No terceiro dia deles no Centro de Ciências da Saúde de Londres, em Ontário, enquanto Rosie ainda estava na NICU, Eric e Stephani Lohman tiveram sua primeira reunião de equipe DSD. Eles entraram numa sala onde cerca de 30 profissionais de saúde estavam sentados ao redor de uma mesa e forrando as paredes. A sala ficou silenciosa e Eric e Stephani tentaram ocupar os dois lugares abertos.

Dar às famílias de bebês intersexuais acesso a uma equipe DSD é considerado uma boa prática e acontece em hospitais de todo o Canadá. As equipes interdisciplinares são compostas por médicos e enfermeiros de diversas especialidades, assistentes sociais, psicólogos e especialistas em ética, quando necessário. As reuniões com as famílias destinam-se a reunir todos para discutir o diagnóstico e as opções de tratamento de uma criança, bem como o apoio à família, de uma forma aberta e colaborativa. Mas nem sempre funciona dessa forma. As equipas podem não ser coesas, os pontos de vista dos praticantes e dos pais podem ser opostos polares, e as emoções e os egos podem correr alto.

Um após outro, os especialistas partilharam as suas opiniões sobre a condição de Rosie. O urologista recomendou duas cirurgias para Rosie antes dos seis meses de idade: uma para criar uma abertura vaginal e outra para reduzir o tamanho de seu clitóris. A assistente social encanou e aconselhou o casal a não dizer aos outros filhos, dois dos quais eram adolescentes, que Rosie era intersexo.

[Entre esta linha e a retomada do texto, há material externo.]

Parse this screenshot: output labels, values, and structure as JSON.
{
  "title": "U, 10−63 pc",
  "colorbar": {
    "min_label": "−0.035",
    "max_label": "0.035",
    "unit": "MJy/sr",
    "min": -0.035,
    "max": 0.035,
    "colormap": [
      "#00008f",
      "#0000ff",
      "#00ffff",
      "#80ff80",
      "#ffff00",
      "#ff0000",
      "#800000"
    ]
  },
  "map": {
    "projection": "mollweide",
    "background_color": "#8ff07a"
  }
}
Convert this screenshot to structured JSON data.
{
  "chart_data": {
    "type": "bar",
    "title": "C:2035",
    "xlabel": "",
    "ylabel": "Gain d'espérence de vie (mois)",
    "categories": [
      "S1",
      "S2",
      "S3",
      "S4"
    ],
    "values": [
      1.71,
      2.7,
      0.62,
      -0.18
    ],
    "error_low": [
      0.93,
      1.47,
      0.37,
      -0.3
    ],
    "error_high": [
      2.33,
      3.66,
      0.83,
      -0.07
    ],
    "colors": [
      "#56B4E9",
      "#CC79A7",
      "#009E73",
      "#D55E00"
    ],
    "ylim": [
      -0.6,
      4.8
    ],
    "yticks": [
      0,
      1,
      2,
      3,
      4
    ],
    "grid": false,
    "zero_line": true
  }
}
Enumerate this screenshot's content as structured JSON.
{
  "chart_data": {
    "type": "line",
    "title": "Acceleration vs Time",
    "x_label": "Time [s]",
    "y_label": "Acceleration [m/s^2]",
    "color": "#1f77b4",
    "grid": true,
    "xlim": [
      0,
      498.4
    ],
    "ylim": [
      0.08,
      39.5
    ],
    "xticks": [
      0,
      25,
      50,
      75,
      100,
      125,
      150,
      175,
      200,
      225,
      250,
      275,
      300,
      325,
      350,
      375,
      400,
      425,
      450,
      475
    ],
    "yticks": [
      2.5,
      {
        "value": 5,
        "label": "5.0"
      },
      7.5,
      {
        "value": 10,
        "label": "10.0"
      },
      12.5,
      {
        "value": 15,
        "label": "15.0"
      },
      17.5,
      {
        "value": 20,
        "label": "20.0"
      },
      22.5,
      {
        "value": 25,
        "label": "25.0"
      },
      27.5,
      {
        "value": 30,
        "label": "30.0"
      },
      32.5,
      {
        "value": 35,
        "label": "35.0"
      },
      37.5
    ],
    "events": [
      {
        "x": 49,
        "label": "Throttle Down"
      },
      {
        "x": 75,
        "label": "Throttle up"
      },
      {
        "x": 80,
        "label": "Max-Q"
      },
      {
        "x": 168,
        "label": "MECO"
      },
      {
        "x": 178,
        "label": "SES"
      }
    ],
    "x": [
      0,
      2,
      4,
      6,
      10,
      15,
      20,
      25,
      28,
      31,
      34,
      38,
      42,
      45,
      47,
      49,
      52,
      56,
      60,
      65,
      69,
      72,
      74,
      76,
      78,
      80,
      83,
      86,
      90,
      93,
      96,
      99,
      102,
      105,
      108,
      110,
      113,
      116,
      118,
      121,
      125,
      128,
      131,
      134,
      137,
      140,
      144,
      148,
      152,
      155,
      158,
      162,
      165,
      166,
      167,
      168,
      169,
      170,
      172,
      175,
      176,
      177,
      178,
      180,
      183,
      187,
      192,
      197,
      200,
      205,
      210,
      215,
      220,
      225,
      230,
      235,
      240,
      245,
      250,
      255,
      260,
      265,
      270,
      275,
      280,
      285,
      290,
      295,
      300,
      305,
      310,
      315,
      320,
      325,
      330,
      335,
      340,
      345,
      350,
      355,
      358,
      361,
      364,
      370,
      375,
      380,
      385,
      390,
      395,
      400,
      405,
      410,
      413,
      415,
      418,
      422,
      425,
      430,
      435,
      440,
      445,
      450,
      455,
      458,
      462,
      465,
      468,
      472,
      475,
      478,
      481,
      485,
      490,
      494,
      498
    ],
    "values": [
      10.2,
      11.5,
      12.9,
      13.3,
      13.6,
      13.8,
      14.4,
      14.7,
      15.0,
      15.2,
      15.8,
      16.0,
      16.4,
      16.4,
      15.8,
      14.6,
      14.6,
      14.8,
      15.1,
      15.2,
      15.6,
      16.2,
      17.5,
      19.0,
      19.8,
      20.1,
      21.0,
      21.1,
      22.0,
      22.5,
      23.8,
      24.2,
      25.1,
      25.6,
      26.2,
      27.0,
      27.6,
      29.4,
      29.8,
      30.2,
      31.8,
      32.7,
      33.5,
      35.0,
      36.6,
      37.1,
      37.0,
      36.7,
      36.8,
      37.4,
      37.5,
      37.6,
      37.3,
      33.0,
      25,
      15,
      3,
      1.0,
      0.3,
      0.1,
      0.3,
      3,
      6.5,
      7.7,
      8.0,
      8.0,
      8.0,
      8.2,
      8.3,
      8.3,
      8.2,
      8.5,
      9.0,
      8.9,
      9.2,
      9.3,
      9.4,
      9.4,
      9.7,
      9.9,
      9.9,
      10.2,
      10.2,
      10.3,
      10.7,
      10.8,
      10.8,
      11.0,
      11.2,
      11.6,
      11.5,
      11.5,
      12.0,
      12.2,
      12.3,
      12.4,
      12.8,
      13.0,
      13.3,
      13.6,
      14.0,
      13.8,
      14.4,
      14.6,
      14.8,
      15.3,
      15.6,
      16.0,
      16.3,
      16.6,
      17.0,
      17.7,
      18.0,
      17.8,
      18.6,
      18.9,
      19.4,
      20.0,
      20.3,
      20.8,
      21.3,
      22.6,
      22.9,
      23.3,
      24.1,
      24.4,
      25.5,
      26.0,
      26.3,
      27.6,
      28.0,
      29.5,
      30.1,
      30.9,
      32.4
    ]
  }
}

Stephani e Eric tinham passado os últimos dois dias a pesquisar o estado de Rosie entre sessões de aconchego de pele a pele com o seu novo bebé. Eles sabiam que a cirurgia não era necessária para sua filha, e acreditavam que ela deveria decidir por si mesma se quer ter procedimentos eletivos irreversíveis. Além disso, Eric tinha lido relatos assustadores sobre os danos duradouros tanto da cirurgia como do sigilo.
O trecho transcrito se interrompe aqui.